In truth at first the NASA administrator and Pete Graham had made little progress on their plan to defeat Mr. Gordons's enemies. The thing that made it most difficult was the fact that Gordons himself seemed so unstoppable. If he couldn't kill the two guys he feared, how could Zipp hope to?
At least, that had been his thinking at the outset. Of course, he had abandoned such thoughts early on. He was Zipp Codwin, after all. He was a larger-than-life hero from another age who had truly gone where no man had gone before.
As the night hours had crept toward dawn, a plan had begun to take shape. It wasn't perfect, and it might not work. But it was an old-fashioned NASA-style plan.
Of course, Gordons might not approve. Zipp was bracing himself to bear the terrible wrath of the android when something far worse than being throttled by a pissed-off robot happened. That idiot Clark Beemer had returned to Canaveral. Alone.

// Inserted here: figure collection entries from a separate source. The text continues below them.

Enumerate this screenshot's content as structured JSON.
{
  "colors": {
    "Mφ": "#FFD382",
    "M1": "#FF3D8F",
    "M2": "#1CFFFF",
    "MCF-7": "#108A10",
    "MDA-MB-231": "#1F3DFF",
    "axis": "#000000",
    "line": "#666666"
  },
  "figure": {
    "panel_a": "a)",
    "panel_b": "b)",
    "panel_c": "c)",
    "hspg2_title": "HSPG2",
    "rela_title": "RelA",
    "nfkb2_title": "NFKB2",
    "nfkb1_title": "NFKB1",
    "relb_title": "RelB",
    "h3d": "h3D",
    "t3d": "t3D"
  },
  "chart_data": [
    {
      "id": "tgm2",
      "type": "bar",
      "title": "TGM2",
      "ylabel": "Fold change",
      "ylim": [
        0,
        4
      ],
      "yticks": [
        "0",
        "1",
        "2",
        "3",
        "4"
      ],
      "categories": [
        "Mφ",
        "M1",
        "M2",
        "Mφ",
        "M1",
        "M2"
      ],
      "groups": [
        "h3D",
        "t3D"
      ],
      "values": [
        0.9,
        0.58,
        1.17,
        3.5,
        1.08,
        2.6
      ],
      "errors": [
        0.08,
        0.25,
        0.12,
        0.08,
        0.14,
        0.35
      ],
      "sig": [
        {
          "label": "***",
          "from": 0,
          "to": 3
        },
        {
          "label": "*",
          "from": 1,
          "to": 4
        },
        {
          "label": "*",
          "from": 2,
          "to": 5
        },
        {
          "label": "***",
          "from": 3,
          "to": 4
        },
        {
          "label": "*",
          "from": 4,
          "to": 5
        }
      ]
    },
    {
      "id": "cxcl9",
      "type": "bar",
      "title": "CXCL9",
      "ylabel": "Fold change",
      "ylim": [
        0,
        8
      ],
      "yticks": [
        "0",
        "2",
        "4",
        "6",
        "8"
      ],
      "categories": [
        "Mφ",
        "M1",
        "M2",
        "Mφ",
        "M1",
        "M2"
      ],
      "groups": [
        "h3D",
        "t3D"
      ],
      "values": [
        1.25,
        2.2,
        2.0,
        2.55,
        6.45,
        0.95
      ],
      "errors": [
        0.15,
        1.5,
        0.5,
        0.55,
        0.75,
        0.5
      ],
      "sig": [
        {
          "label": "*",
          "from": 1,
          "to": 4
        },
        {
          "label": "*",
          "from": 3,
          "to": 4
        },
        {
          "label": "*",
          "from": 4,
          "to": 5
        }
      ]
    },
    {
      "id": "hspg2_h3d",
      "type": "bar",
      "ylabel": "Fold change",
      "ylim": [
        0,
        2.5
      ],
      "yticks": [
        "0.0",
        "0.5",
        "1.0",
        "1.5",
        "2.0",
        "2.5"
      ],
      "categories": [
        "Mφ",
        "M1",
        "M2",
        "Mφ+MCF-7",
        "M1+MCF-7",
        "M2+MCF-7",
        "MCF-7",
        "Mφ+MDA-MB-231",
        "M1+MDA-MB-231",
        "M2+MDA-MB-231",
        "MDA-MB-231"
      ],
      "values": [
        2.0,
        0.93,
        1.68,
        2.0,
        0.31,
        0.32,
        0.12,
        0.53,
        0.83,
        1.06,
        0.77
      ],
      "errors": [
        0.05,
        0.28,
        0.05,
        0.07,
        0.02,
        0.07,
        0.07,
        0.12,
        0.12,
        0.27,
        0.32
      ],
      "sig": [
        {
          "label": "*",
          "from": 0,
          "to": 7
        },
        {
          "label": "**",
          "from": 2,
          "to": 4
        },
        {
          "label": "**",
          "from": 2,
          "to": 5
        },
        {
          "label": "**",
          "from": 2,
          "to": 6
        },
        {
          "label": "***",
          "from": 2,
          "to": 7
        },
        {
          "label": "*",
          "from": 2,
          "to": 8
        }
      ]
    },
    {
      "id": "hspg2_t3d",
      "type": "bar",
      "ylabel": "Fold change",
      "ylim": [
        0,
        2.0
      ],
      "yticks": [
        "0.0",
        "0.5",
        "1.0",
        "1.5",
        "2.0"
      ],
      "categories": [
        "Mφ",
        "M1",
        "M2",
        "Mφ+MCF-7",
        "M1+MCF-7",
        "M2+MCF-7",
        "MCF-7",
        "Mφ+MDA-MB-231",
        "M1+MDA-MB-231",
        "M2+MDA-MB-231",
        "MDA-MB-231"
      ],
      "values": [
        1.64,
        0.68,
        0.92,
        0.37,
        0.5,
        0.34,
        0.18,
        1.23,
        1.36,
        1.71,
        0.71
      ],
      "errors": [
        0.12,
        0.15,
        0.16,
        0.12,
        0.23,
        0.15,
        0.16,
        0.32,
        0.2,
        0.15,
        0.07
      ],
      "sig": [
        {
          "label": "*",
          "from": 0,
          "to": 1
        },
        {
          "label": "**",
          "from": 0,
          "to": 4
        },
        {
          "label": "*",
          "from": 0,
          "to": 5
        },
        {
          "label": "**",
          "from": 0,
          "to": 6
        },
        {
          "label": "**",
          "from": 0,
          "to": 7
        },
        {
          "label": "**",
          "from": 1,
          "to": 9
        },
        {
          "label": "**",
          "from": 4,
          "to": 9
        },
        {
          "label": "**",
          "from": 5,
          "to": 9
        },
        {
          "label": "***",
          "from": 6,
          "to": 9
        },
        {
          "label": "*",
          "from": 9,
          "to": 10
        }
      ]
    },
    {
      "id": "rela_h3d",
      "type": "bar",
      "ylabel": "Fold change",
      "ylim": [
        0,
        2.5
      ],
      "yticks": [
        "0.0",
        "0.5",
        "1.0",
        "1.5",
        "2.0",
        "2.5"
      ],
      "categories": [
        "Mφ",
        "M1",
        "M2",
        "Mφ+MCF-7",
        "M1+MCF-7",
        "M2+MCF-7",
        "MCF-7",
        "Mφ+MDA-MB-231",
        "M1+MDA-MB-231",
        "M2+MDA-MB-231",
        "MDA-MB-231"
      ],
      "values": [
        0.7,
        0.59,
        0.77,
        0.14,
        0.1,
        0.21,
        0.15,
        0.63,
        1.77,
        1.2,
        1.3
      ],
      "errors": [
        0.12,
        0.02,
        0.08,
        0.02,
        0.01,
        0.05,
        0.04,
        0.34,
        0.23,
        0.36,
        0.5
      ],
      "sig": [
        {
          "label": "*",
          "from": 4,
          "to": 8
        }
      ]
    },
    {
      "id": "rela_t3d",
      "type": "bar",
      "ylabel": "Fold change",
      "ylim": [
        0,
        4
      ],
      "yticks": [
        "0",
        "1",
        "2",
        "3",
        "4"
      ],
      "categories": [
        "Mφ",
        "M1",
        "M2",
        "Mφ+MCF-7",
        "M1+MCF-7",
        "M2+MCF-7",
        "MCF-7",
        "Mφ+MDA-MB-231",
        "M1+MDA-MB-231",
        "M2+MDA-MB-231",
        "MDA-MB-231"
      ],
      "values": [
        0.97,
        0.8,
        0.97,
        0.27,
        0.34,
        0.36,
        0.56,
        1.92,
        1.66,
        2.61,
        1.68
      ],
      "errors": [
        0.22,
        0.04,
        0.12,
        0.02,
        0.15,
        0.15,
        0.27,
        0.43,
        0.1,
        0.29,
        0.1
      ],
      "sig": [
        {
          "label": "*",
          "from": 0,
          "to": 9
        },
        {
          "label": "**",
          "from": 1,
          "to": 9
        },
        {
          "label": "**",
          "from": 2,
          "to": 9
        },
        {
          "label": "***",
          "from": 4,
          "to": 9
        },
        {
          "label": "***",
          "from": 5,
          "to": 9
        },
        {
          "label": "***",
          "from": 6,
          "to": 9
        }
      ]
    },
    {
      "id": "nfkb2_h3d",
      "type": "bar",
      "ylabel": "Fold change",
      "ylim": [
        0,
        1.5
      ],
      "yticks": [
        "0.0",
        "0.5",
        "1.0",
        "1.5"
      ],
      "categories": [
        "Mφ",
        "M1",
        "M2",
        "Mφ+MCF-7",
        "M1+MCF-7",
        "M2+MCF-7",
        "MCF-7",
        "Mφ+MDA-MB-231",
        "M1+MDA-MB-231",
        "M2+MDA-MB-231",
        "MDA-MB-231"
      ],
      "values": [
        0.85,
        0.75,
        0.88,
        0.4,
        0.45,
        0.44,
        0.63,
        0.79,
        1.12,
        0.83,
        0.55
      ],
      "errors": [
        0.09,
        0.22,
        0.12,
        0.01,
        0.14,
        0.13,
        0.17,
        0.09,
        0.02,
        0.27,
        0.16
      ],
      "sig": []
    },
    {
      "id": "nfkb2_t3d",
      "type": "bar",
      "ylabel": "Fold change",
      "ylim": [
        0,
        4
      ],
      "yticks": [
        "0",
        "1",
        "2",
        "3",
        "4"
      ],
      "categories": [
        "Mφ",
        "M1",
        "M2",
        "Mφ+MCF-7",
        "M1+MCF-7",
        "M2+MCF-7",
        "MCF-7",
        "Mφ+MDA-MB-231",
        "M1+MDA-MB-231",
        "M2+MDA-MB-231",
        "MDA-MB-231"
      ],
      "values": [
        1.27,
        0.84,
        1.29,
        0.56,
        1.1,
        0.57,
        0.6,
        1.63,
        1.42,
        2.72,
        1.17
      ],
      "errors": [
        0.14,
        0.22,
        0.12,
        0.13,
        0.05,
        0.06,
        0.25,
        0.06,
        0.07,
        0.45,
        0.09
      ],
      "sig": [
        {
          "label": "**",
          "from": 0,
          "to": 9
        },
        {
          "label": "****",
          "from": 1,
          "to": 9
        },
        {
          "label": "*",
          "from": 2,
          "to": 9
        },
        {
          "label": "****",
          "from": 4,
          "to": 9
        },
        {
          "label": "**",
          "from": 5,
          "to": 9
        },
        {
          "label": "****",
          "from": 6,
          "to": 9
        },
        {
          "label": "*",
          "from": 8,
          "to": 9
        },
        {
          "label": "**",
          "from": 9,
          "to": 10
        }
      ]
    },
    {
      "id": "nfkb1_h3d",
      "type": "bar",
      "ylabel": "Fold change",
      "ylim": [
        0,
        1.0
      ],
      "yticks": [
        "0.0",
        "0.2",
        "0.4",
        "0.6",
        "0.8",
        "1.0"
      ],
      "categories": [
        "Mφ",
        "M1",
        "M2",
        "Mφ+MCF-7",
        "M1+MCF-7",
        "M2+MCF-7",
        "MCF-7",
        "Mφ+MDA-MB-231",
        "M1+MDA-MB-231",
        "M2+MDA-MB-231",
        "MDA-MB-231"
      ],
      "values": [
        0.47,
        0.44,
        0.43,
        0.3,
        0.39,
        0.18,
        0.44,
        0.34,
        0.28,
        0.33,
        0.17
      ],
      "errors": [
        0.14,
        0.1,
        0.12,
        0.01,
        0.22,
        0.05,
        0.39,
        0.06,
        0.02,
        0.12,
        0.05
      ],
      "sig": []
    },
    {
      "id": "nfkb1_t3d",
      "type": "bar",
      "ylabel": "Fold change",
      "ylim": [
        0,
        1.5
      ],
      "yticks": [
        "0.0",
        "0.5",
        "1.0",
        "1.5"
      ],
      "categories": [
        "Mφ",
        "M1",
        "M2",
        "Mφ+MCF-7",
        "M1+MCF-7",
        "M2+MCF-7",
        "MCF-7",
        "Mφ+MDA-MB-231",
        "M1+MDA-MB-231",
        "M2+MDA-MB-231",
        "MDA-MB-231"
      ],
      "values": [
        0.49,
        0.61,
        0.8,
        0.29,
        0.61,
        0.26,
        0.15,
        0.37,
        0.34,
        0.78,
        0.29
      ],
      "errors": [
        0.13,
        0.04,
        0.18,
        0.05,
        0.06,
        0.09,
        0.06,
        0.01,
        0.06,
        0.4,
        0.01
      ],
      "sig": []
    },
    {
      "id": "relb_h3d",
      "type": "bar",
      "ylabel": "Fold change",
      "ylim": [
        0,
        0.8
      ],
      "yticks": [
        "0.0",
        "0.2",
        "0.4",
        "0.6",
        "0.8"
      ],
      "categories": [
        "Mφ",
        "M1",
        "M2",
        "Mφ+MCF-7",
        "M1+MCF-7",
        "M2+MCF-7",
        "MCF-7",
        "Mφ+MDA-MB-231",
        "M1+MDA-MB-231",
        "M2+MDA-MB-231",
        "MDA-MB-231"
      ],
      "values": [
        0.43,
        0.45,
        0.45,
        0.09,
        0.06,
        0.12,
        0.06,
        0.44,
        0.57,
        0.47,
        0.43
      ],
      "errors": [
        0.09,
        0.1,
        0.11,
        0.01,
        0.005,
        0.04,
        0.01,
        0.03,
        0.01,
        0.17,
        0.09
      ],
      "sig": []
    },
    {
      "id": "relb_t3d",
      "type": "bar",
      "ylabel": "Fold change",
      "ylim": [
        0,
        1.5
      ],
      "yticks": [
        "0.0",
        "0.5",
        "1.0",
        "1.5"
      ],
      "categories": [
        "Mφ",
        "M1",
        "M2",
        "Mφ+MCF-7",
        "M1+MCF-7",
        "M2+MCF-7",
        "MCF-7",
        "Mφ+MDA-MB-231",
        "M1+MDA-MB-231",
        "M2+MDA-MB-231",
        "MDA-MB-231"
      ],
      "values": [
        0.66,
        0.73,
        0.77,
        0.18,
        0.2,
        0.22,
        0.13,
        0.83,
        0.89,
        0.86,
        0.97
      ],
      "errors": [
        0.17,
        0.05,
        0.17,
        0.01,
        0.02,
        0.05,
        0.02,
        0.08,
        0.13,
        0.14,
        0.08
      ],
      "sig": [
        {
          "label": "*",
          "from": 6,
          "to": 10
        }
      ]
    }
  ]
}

Something had gone wrong with the latest robbery, and the public-relations asshole had beat a hasty retreat, abandoning Gordons at the scene. Zipp didn't even have time to wring the little coward's neck, so desperate was he to get to a TV.
The news coverage about the latest spider sighting was bland and uninformative. No mention of Gordons being captured and, most important of all, no mention of NASA.
Zipp breathed a heavy sigh of relief.
The agency was safe. At least for now. But the most valuable asset he'd had in his corner since assuming the top spot at America's space organization was MIA.
Without Gordons he was dead in the water. He couldn't go forward with his plans to refinance NASA, and he couldn't help eliminate the android's enemies.
His problems were held in stasis for a few hours, postdawn. They had worsened a few short minutes before.
He had just been informed that a pair of FBI agents was on the base. Fearing the worst, Zipp refused to allow anyone else to speak with them. He ordered the men brought to his office.
He was sitting in the smothering sunlight at his desk when a sharp rap sounded at his office door. "Come!" Zipp called.
His secretary peeked her head inside the room. "Those men you wanted to see are here, Colonel," she said.
"Yes, yes," Zipp waved impatiently. "Let 'em in."
When the two men entered his office, Colonel Codwin was sure someone somewhere had gotten their wires crossed. There was no way these two could be FBI.
The first one was a skinny young guy in a T-shirt. The other was a wrinkled Asian in a kimono who looked older than the man in the moon. When they got to the desk, the young one flashed his laminated FBI identification at Codwin.
As Zipp carefully inspected it, the contents of the NASA administrator's desk caught the eye of the Master of Sinanju.